La vida, esa vieja borracha, va trazando círculos a su antojo que ahora se cierran. Debido a esa maldición que me obliga a ser maldito, un buen día aparecí en ese barrio fronterizo que llaman del Príncipe, en Ceuta, hasta donde llegué con la intención de ganar un dinero para comprar tiempo. Me refiero al tiempo de los relojes, hijo de Cronos y bendecido por los caseros y por los de las tiendas de comida cuando es necesario para escribir una novela que hoy reposa en un cajón. Pero no me voy a poner ahora a contar las miserias de una vida literaria, tan solo observar el paisaje de higueras y cabras, mientras espero el enlace al borde de un camino que me llevó desde Ceuta hasta este barrio envuelto en la prohibición.
Descubro las miradas y las sonrisas de unos chicos que se presentan como enlace y que un forastero sabe interpretar. Me indican el camino de polvo y tierra, de cabras y cencerro, y que llevan hasta una casa donde un hombre me espera a la puerta. Viste chilaba y luce un bigotón del color de la nata. Me invita a pasar a un salón alicatado hasta el techo. Me fijo en una de las paredes donde cuelga un cuadro.

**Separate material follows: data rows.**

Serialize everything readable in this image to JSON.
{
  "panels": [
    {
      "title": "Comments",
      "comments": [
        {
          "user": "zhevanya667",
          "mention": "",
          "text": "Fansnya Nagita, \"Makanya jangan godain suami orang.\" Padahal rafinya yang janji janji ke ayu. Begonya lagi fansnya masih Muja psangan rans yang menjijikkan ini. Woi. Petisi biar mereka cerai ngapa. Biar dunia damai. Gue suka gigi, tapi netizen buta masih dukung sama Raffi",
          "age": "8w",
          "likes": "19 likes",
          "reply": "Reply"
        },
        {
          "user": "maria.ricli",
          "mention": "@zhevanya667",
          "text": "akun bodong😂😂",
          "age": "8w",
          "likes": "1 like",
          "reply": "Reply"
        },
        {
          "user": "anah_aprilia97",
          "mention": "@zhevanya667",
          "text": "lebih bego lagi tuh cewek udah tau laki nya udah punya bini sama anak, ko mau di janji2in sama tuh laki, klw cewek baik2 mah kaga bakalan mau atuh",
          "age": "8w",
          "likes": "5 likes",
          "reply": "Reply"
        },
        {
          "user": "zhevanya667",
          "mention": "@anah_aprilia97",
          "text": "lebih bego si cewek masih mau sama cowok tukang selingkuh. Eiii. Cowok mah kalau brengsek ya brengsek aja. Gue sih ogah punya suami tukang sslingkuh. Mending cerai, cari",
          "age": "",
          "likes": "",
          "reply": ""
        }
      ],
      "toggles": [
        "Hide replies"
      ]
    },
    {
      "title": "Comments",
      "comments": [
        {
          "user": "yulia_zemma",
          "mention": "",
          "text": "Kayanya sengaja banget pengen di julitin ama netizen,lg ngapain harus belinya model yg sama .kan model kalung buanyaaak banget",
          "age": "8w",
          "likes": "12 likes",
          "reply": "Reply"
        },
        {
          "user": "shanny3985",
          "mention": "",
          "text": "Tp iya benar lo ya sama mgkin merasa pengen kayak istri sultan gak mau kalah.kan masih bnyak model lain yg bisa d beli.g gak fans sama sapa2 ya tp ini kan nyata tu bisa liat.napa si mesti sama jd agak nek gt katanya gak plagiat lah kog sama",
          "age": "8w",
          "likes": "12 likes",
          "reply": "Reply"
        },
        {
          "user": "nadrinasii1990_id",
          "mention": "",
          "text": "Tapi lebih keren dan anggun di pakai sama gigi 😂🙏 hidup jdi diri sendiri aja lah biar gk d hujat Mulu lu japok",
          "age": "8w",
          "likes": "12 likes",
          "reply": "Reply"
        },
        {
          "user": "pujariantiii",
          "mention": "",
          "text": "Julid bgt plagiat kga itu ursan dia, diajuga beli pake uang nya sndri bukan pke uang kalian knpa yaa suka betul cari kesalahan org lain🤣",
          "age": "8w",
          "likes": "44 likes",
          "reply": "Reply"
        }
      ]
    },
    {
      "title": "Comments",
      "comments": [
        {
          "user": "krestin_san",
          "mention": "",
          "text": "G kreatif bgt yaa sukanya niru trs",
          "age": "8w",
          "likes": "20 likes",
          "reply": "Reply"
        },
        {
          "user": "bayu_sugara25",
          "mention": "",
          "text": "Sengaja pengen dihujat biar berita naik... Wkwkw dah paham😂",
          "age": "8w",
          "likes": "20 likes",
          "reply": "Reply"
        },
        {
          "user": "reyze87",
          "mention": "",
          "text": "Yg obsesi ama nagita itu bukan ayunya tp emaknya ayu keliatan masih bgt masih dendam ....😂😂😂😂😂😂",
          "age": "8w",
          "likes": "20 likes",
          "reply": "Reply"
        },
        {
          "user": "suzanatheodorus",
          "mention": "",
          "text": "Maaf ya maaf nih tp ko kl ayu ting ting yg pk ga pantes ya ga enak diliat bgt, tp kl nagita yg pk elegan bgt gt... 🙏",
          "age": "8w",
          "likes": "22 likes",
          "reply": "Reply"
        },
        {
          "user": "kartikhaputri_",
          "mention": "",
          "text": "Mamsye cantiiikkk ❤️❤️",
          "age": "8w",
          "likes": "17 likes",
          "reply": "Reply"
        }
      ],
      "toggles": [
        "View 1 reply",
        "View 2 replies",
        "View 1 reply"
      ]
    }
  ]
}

Se trata de un dibujo de Miquel Barceló. No sé cómo pudo haber llegado hasta allí pero es un cuadro que pertenece a su serie de tauromaquia y en el que aparece un toro cogiendo al torero. Le pregunto al moro si le gustan los toros y uno de los chicos que me acompañaron hasta la casa empieza a torear con una muleta invisible, emulando los pases taurinos. Entonces le digo que yo iba para torero y que el miedo no me dejó y que a lo más que llego es a hacer el paseíllo. Soy aficionado al planeta de los toros, aficionado a secas, no un aficionado práctico pues nunca me puse delante de uno. Por lo tanto, soy lo que los franceses llaman «voyeur», un mirón, dicho en el lenguaje con el que se escribió el Siglo de Oro.
Y como mirón que soy, sé a ciencia cierta que no puede darse goce en contemplar artes estáticas, pintura, escultura, fotografía, ya que impiden el disfrute, pues el mirón no espía tanto el objeto como el movimiento del mismo. Por eso me gustan los toros y por eso me gusta tanto leer novelas donde el escritor muestra aquello que nadie puede ver y te invita a echar un vistazo por el ojo de la cerradura.
Las corridas de toros excitan al mirón por ser arte dinámico y, por lo mismo, fugaz. Hemingway aprovechaba la fugacidad para clasificar el toreo como arte menor. La fugacidad le impide ser arte mayor, dejó dicho en su libro Muerte en la tarde. La posición del mirón en los toros es nueva, si es que viejos no son doscientos años. Cuentan las crónicas que es a partir del siglo XIX cuando el público ya no toma papel activo, antes saltaba a torear y los alguacilillos tenían faena pues su labor era la de guardar el orden en el redondel frente al caos que significaban los espontáneos. Hasta hace doscientos años, la gente no iba a mirar, iba a participar.
Por todo esto resulta que la figura de don Tancredo, al ser arte estático, no ha sobrevivido. Tancredo López, inventor del tancredismo o suerte del pedestal, demostró que el animal embiste solo a los estímulos. Tancredo López hizo esta suerte famosa pero no fue idea suya pues estando en Cuba, en 1898, se la vio hacer a un mexicano de nombre Orizabeño. Lo leo en el Cossío que hay en la Venta de Vargas y que está muy trasnochado. A ver si cuando lean esto, lo cambian por otro nuevo.